Присущее ему чувство любви своего очага, столь мало свойственное молодым светским людям, особенно той эпохи, делало то, что он находил удовольствие собирать иногда добрых, самых коротких приятелей своих у себя и угощать их ежели не роскошно, то с самым милым и радушным, чисто русско-хохлацким гостеприимством. При этом развитии чувства любви своего очага или угла, как хотите, он отличался сильным расположением к комфорту, заметным с первого мало-мальски наблюдательного взгляда на его житье-бытье, носившее тип щепетильной и самой утонченной порядочности, элегантности и опрятности, никогда почти не встречаемых в квартирах молодежи, особенно, повторяю, того времени и преимущественно военной, как бы щеголявшей тем, чтобы жилые комнаты носили на себе печать самого отчаянного беспорядка и хаоса.
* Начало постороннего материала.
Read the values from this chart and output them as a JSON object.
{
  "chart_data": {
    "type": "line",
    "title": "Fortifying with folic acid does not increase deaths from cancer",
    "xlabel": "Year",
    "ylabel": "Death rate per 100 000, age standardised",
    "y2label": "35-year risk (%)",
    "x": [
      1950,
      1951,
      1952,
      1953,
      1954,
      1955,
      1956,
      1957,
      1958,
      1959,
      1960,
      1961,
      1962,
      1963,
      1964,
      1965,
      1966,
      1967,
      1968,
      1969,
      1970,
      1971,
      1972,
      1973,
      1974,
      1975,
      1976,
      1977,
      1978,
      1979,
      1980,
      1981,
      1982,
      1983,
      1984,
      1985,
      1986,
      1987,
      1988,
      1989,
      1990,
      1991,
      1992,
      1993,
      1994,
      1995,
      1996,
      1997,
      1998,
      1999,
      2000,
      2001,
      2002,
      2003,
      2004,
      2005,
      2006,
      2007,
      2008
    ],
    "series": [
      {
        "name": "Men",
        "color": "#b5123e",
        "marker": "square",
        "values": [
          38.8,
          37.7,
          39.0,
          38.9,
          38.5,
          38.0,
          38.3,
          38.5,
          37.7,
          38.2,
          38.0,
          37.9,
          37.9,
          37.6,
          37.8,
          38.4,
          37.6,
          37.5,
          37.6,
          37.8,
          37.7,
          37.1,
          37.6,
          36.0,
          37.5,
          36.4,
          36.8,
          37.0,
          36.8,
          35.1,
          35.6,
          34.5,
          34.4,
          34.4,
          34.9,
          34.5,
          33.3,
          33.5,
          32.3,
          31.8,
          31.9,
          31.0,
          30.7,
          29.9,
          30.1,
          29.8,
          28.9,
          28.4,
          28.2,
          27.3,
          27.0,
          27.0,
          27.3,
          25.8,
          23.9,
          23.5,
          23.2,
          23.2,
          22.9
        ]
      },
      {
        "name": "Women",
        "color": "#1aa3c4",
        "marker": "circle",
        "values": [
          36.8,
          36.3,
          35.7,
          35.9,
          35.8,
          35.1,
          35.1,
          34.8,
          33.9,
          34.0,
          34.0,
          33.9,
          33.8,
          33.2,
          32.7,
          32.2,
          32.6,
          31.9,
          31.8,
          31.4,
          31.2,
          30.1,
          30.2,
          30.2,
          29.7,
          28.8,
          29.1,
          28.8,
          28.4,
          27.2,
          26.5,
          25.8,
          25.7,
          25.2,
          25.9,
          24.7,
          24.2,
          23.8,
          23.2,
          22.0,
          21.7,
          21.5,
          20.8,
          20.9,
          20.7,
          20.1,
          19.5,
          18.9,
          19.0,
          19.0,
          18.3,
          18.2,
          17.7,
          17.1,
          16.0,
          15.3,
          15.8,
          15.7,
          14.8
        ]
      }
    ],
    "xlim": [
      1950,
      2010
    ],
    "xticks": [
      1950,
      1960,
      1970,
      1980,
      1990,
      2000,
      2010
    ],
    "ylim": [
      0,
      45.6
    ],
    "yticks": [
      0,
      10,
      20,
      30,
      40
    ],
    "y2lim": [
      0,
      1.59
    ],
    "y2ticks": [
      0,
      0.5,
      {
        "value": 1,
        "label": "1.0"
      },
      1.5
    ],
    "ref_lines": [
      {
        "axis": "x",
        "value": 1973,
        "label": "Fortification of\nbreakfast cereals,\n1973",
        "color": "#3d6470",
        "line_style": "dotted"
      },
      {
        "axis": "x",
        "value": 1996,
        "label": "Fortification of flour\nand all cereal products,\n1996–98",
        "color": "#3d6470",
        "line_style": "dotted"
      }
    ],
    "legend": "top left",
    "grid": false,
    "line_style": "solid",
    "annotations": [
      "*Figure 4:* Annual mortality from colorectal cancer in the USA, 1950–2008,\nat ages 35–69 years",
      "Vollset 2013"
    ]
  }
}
Круг знакомства Синицына был довольно многочисленный, но принадлежал к тому разряду петербургского общества, опять-таки повторяю, того времени, где на вечерах, обильных офицерами второстепенных гвардейских полков, артиллеристами, инженерами и особенно так называемыми тогда «путейцами»[1274], этою неизбежною принадлежностью всех танцовальных вечеров тогдашней чиновной аристократии, появление молодого кавалера в скромном, но элегантном конногвардейском вицмундире со щегольскою треугольною под мышкой шляпою, при длинном белоснежном султане, концами своими почти касавшемся колен, производило эффект необыкновенный, заставлявший ахать сентиментальных дочек штатских генералов и приводить в отчаяние обычных кавалеров этих вечеринок, совершавшихся в Большой Коломне, на Васильевском острове, в Измайловском полку и в залитеинских улицах. Эти вечеринки средней руки имели в те времена своего жестокого Ювенала в лице покойного Ивана Ивановича Панаева, довольно метко описавшего их в своих повестях «Онагр»[1275] и пр., печатавшихся в возникших тогда «Отечественных записках» и в различных альманахах и сборниках, а потом и в «Современнике».